A Bribery Ban Backfires

Until 1977, there was no country that criminalized the practice of bribery abroad. But that year, President Jimmy Carter signed a law making the United States the very first. In due course, this measure eliminated corruption from every nation where our corporations operate.
Yes, it did—right after Carter got a tattoo and a Harley. In fact, bribery remains a way of life in much of the world, including rapidly developing countries where American multinationals need to be. These firms often are forced to choose between following age-old local custom in order to compete and obeying U.S. law, which may leave them high and dry.
That could be the explanation behind the behavior attributed to Wal-Mart in its effort to expand in Mexico. The New York Times reports that the company's internal inquiry found "evidence of widespread bribery" and "suspect payments totaling more than $24 million"—in apparent violation of the Foreign Corrupt Practices Act.
The scandal hit the world's biggest retailer like a ton of bricks. It lost $10 billion of market value literally overnight. The Justice Department had already launched an investigation, and congressional committees may not be far behind.

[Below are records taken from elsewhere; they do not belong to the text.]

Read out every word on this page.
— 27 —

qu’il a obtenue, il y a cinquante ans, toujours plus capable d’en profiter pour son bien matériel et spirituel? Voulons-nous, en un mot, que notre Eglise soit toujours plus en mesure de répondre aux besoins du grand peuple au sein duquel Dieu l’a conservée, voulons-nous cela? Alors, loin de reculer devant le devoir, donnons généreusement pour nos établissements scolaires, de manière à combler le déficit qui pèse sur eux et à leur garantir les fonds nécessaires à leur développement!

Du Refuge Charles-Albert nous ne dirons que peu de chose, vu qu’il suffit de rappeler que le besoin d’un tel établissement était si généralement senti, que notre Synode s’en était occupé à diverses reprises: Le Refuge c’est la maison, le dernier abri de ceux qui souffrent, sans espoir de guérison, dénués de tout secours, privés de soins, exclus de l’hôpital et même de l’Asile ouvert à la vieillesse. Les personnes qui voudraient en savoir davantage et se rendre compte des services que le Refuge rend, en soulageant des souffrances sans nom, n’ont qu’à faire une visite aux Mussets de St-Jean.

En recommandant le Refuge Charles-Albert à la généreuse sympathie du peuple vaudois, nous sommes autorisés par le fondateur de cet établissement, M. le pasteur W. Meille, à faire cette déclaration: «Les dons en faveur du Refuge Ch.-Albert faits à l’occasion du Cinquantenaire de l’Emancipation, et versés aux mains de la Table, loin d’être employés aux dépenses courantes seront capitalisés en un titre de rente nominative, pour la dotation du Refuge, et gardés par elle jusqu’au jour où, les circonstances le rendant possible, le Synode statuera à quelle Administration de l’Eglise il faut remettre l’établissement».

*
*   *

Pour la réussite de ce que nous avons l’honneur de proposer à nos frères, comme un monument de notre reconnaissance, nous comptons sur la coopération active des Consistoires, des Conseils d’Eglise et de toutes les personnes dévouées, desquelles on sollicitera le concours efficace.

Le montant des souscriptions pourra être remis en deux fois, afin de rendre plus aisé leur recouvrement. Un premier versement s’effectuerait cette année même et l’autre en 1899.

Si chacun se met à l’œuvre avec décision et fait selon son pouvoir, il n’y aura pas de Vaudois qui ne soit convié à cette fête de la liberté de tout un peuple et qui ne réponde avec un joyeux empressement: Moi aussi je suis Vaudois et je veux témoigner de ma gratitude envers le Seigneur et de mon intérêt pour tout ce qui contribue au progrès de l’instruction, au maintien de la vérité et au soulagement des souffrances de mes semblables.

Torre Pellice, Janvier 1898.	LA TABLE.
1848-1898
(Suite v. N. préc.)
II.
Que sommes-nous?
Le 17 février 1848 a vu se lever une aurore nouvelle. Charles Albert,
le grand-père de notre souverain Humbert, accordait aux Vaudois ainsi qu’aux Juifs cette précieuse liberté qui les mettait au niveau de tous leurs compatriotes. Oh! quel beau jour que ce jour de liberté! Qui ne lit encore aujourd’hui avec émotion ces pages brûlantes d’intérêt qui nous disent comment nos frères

If you think this is a case of greedy Americans corrupting innocents abroad, think again. In its annual Corruption Perceptions Index, the watchdog group Transparency International ranks Mexico 100th from the top, out of 183 nations and territories. On a scale of zero ("highly corrupt") to 10 ("very clean"), it gets a score of 3, which I would read as "pretty sleazy." (The U.S. was 24th, at 7.1.)